Adobe kolonialisiert JPEG2000

Dass die Verwendung von JPEG2000 in der grafischen Branche nicht so recht vom Fleck kommt, hat auch mit der Strategie von Adobe zu tun, die darin besteht, das eigene Format PDF zu einem allumfassenden Universalformat zu machen und damit alle anderen Formate zu Randerscheinungen zu degradieren. Ein Bild, das als PDF gespeichert wird, lässt sich nämlich schon seit Acrobat 6 mit dem JPEG2000-Algorithmus komprimieren und in dieser Form von den Programmen der Creative Suite 1 problemlos verwenden. Photoshop CS2 ist nun auch in der Lage, PDFs mit einer JPEG2000-Komprimierung abzuspeichern. Einen direkten jp2-Import und -Export dagegen unterstützen die Adobe-Programme auch in der Creative Suite 2 nicht. Ein entsprechendes Plug-in für JPEG2000 hatte Adobe zwar schon für Photoshop 7 bereit, doch es gehörte nie zum Liefer­umfang. Das Plug-in war nicht einmal einzeln erhältlich, sondern nur im Paket mit dem Cameraraw-Plug-in. Mit anderen Worten: Die Technologie ist längst da, wird aber nur innerhalb von PDF zur Verfügung gestellt.

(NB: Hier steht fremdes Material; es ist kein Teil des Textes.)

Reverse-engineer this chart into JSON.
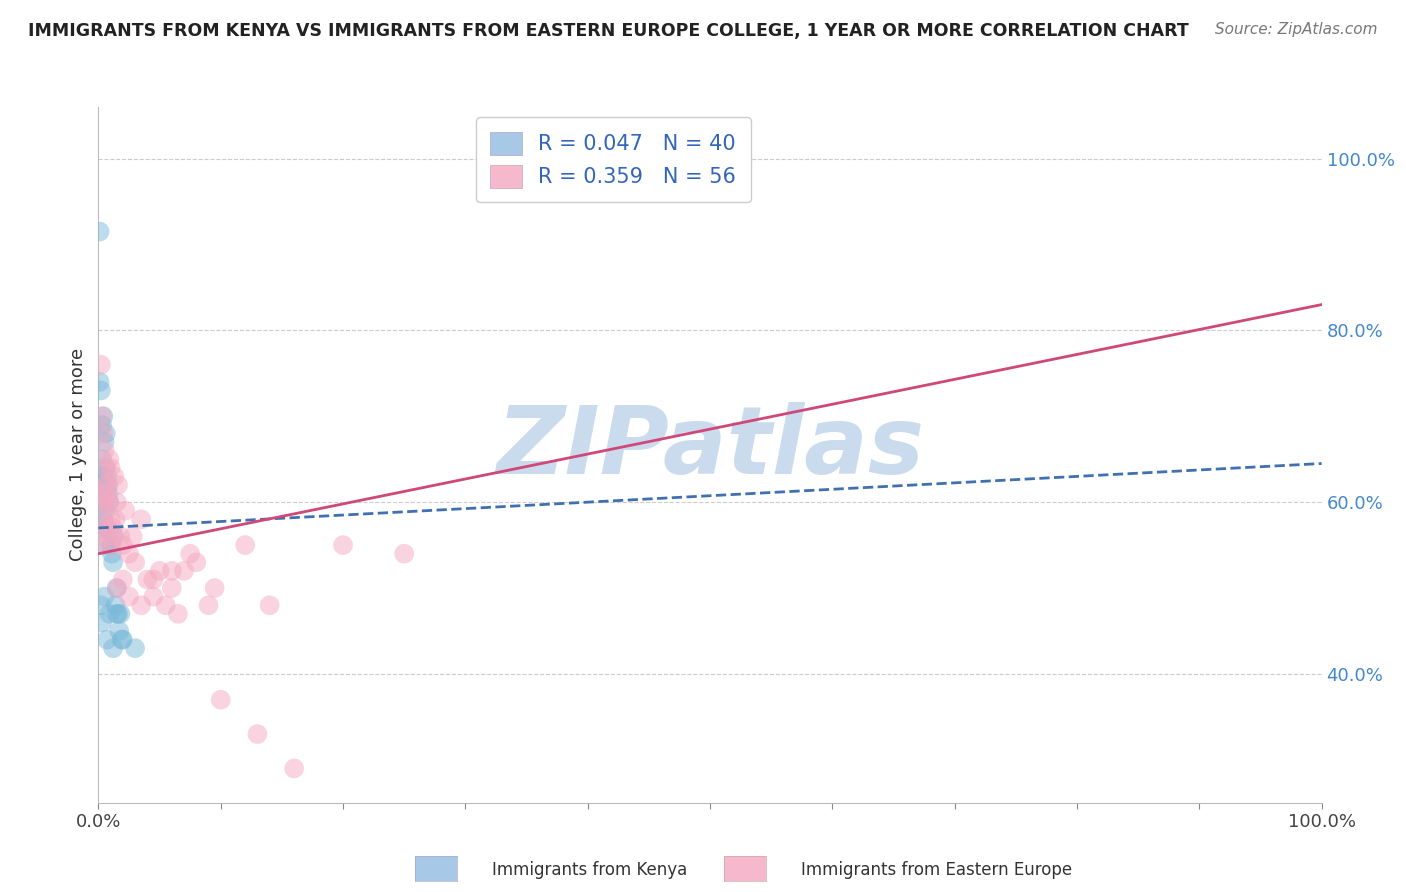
{
  "title": "IMMIGRANTS FROM KENYA VS IMMIGRANTS FROM EASTERN EUROPE COLLEGE, 1 YEAR OR MORE CORRELATION CHART",
  "source": "Source: ZipAtlas.com",
  "ylabel": "College, 1 year or more",
  "ylabel_right_ticks": [
    "40.0%",
    "60.0%",
    "80.0%",
    "100.0%"
  ],
  "ylabel_right_vals": [
    0.4,
    0.6,
    0.8,
    1.0
  ],
  "blue_scatter_x": [
    0.001,
    0.002,
    0.002,
    0.003,
    0.003,
    0.004,
    0.004,
    0.005,
    0.005,
    0.006,
    0.006,
    0.007,
    0.007,
    0.008,
    0.008,
    0.009,
    0.01,
    0.011,
    0.012,
    0.013,
    0.014,
    0.015,
    0.016,
    0.017,
    0.018,
    0.019,
    0.003,
    0.004,
    0.006,
    0.002,
    0.001,
    0.002,
    0.003,
    0.005,
    0.007,
    0.009,
    0.012,
    0.015,
    0.02,
    0.03
  ],
  "blue_scatter_y": [
    0.915,
    0.62,
    0.57,
    0.65,
    0.6,
    0.63,
    0.58,
    0.67,
    0.55,
    0.64,
    0.59,
    0.63,
    0.57,
    0.62,
    0.61,
    0.6,
    0.55,
    0.54,
    0.53,
    0.56,
    0.48,
    0.5,
    0.47,
    0.45,
    0.47,
    0.44,
    0.69,
    0.7,
    0.68,
    0.73,
    0.74,
    0.48,
    0.46,
    0.49,
    0.44,
    0.47,
    0.43,
    0.47,
    0.44,
    0.43
  ],
  "pink_scatter_x": [
    0.001,
    0.002,
    0.003,
    0.004,
    0.005,
    0.006,
    0.007,
    0.008,
    0.009,
    0.01,
    0.011,
    0.012,
    0.013,
    0.014,
    0.015,
    0.016,
    0.018,
    0.02,
    0.022,
    0.025,
    0.028,
    0.03,
    0.035,
    0.04,
    0.045,
    0.05,
    0.055,
    0.06,
    0.065,
    0.07,
    0.08,
    0.09,
    0.1,
    0.12,
    0.14,
    0.002,
    0.003,
    0.004,
    0.005,
    0.006,
    0.007,
    0.008,
    0.01,
    0.012,
    0.015,
    0.02,
    0.025,
    0.035,
    0.045,
    0.06,
    0.075,
    0.095,
    0.13,
    0.16,
    0.2,
    0.25
  ],
  "pink_scatter_y": [
    0.56,
    0.55,
    0.6,
    0.58,
    0.62,
    0.61,
    0.57,
    0.6,
    0.65,
    0.64,
    0.55,
    0.57,
    0.63,
    0.58,
    0.6,
    0.62,
    0.56,
    0.55,
    0.59,
    0.54,
    0.56,
    0.53,
    0.58,
    0.51,
    0.49,
    0.52,
    0.48,
    0.5,
    0.47,
    0.52,
    0.53,
    0.48,
    0.37,
    0.55,
    0.48,
    0.76,
    0.7,
    0.68,
    0.66,
    0.64,
    0.62,
    0.6,
    0.58,
    0.56,
    0.5,
    0.51,
    0.49,
    0.48,
    0.51,
    0.52,
    0.54,
    0.5,
    0.33,
    0.29,
    0.55,
    0.54
  ],
  "blue_line_x": [
    0.0,
    1.0
  ],
  "blue_line_y": [
    0.57,
    0.645
  ],
  "pink_line_x": [
    0.0,
    1.0
  ],
  "pink_line_y": [
    0.54,
    0.83
  ],
  "blue_color": "#7ab8d9",
  "pink_color": "#f5a8c0",
  "blue_line_color": "#4070b0",
  "pink_line_color": "#d04878",
  "watermark": "ZIPatlas",
  "watermark_color": "#c5d8ec",
  "xlim": [
    0.0,
    1.0
  ],
  "ylim": [
    0.25,
    1.06
  ],
  "xticks": [
    0.0,
    0.1,
    0.2,
    0.3,
    0.4,
    0.5,
    0.6,
    0.7,
    0.8,
    0.9,
    1.0
  ],
  "xticklabels": [
    "0.0%",
    "",
    "",
    "",
    "",
    "",
    "",
    "",
    "",
    "",
    "100.0%"
  ],
  "grid_vals": [
    0.4,
    0.6,
    0.8,
    1.0
  ],
  "legend_r1": "R = 0.047   N = 40",
  "legend_r2": "R = 0.359   N = 56",
  "legend_color1": "#a8c8e8",
  "legend_color2": "#f5b8cc",
  "bottom_label1": "Immigrants from Kenya",
  "bottom_label2": "Immigrants from Eastern Europe"
}
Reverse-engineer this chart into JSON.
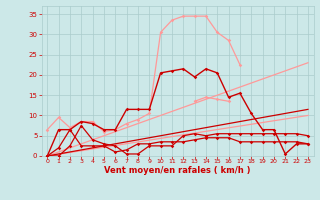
{
  "x": [
    0,
    1,
    2,
    3,
    4,
    5,
    6,
    7,
    8,
    9,
    10,
    11,
    12,
    13,
    14,
    15,
    16,
    17,
    18,
    19,
    20,
    21,
    22,
    23
  ],
  "series": [
    {
      "color": "#ff9999",
      "lw": 0.9,
      "marker": "D",
      "ms": 1.8,
      "y": [
        6.5,
        9.5,
        7.0,
        8.5,
        8.5,
        6.0,
        6.5,
        8.0,
        9.0,
        10.5,
        30.5,
        33.5,
        34.5,
        34.5,
        34.5,
        30.5,
        28.5,
        22.5,
        null,
        null,
        null,
        null,
        null,
        null
      ]
    },
    {
      "color": "#ff9999",
      "lw": 0.9,
      "marker": "D",
      "ms": 1.8,
      "y": [
        null,
        null,
        null,
        null,
        null,
        null,
        null,
        null,
        null,
        null,
        null,
        null,
        null,
        13.5,
        14.5,
        14.0,
        13.5,
        null,
        null,
        null,
        null,
        null,
        null,
        null
      ]
    },
    {
      "color": "#ff9999",
      "lw": 0.9,
      "marker": null,
      "ms": 0,
      "y": [
        0.0,
        1.0,
        2.0,
        3.0,
        4.0,
        5.0,
        6.0,
        7.0,
        8.0,
        9.0,
        10.0,
        11.0,
        12.0,
        13.0,
        14.0,
        15.0,
        16.0,
        17.0,
        18.0,
        19.0,
        20.0,
        21.0,
        22.0,
        23.0
      ]
    },
    {
      "color": "#ff9999",
      "lw": 0.9,
      "marker": null,
      "ms": 0,
      "y": [
        0.0,
        0.43,
        0.87,
        1.3,
        1.74,
        2.17,
        2.6,
        3.04,
        3.47,
        3.9,
        4.35,
        4.78,
        5.22,
        5.65,
        6.09,
        6.52,
        6.96,
        7.39,
        7.83,
        8.26,
        8.7,
        9.13,
        9.57,
        10.0
      ]
    },
    {
      "color": "#cc0000",
      "lw": 1.0,
      "marker": "D",
      "ms": 1.8,
      "y": [
        0.0,
        6.5,
        6.5,
        8.5,
        8.0,
        6.5,
        6.5,
        11.5,
        11.5,
        11.5,
        20.5,
        21.0,
        21.5,
        19.5,
        21.5,
        20.5,
        14.5,
        15.5,
        10.5,
        6.5,
        6.5,
        0.5,
        3.0,
        3.0
      ]
    },
    {
      "color": "#cc0000",
      "lw": 0.9,
      "marker": "D",
      "ms": 1.8,
      "y": [
        0.0,
        2.0,
        6.5,
        2.5,
        2.5,
        2.5,
        1.0,
        1.5,
        3.0,
        3.0,
        3.5,
        3.5,
        3.5,
        4.0,
        4.5,
        4.5,
        4.5,
        3.5,
        3.5,
        3.5,
        3.5,
        3.5,
        3.5,
        3.0
      ]
    },
    {
      "color": "#cc0000",
      "lw": 0.9,
      "marker": "D",
      "ms": 1.8,
      "y": [
        0.0,
        0.0,
        2.5,
        7.5,
        4.0,
        3.0,
        2.5,
        0.5,
        0.5,
        2.5,
        2.5,
        2.5,
        5.0,
        5.5,
        5.0,
        5.5,
        5.5,
        5.5,
        5.5,
        5.5,
        5.5,
        5.5,
        5.5,
        5.0
      ]
    },
    {
      "color": "#cc0000",
      "lw": 0.9,
      "marker": null,
      "ms": 0,
      "y": [
        0.0,
        0.5,
        1.0,
        1.5,
        2.0,
        2.5,
        3.0,
        3.5,
        4.0,
        4.5,
        5.0,
        5.5,
        6.0,
        6.5,
        7.0,
        7.5,
        8.0,
        8.5,
        9.0,
        9.5,
        10.0,
        10.5,
        11.0,
        11.5
      ]
    }
  ],
  "xlabel": "Vent moyen/en rafales ( km/h )",
  "xlim": [
    -0.5,
    23.5
  ],
  "ylim": [
    0,
    37
  ],
  "yticks": [
    0,
    5,
    10,
    15,
    20,
    25,
    30,
    35
  ],
  "xticks": [
    0,
    1,
    2,
    3,
    4,
    5,
    6,
    7,
    8,
    9,
    10,
    11,
    12,
    13,
    14,
    15,
    16,
    17,
    18,
    19,
    20,
    21,
    22,
    23
  ],
  "bg_color": "#cce8e8",
  "grid_color": "#aacccc",
  "tick_color": "#cc0000",
  "label_color": "#cc0000"
}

Immerhin ist PDF (bzw. PDP für die explizite Verwendung in Photoshop) je länger, je mehr eine wirklich gute Lösung auch für reine Bilddateien. Beim Speichern von PDF stehen einem in Photoshop CS2 die ganzen PDF-Einstellungen zur Verfügung, und diese können auch gespeichert werden. So bietet dieses Format nicht nur jedes wünschbare Feature, sondern es wird auch möglich, in einem Workflow sicherzustellen, dass die Files immer gleich erzeugt werden.

Ein Hinweis am Rande: Öffnet man ein Tiff direkt in Acrobat und erzeugt daraus ein PDF mit JPEG2000-Komprimierung, erhält man eine unerwartet kleine Datei. Allerdings spielt Acrobat hier mit gezinkten Karten: Beim Öffnen eines Tiffs wird dem Bild gleich mal eine mittelstarke JPEG-Komprimierung verpasst, ohne dass dies dem Benutzer mitgeteilt würde. Dieses Verhalten kann man aber in den Grundeinstellungen ändern. Danach wird das PDF sogar leicht grösser als das aus Photoshop exportierte JPEG2000.

Fazit

Der theoretische Nutzen von JPEG2000 wird in der Praxis durch Kompatibilitätshürden weitgehend wieder aufgehoben. Damit JPEG2000 sich ver­breiten kann, müsste die Verwendung des Formats genauso unkompliziert und selbstverständlich sein wie die von JPEG. Das ist aber bis heute keineswegs der Fall. Nicht nur, dass man Plug-ins braucht; es gibt dabei auch noch beträchtliche Qualitätsunterschiede, für die man bezahlt.

Mit der Creative Suite 2 bietet Adobe eine gute Lösung, die Vorteile von JPEG2000 im Publishing-Workflow zu nutzen – allerdings nur innerhalb von PDF. So toll dieses Format ist, vermisst man doch etwas die freie Wahl.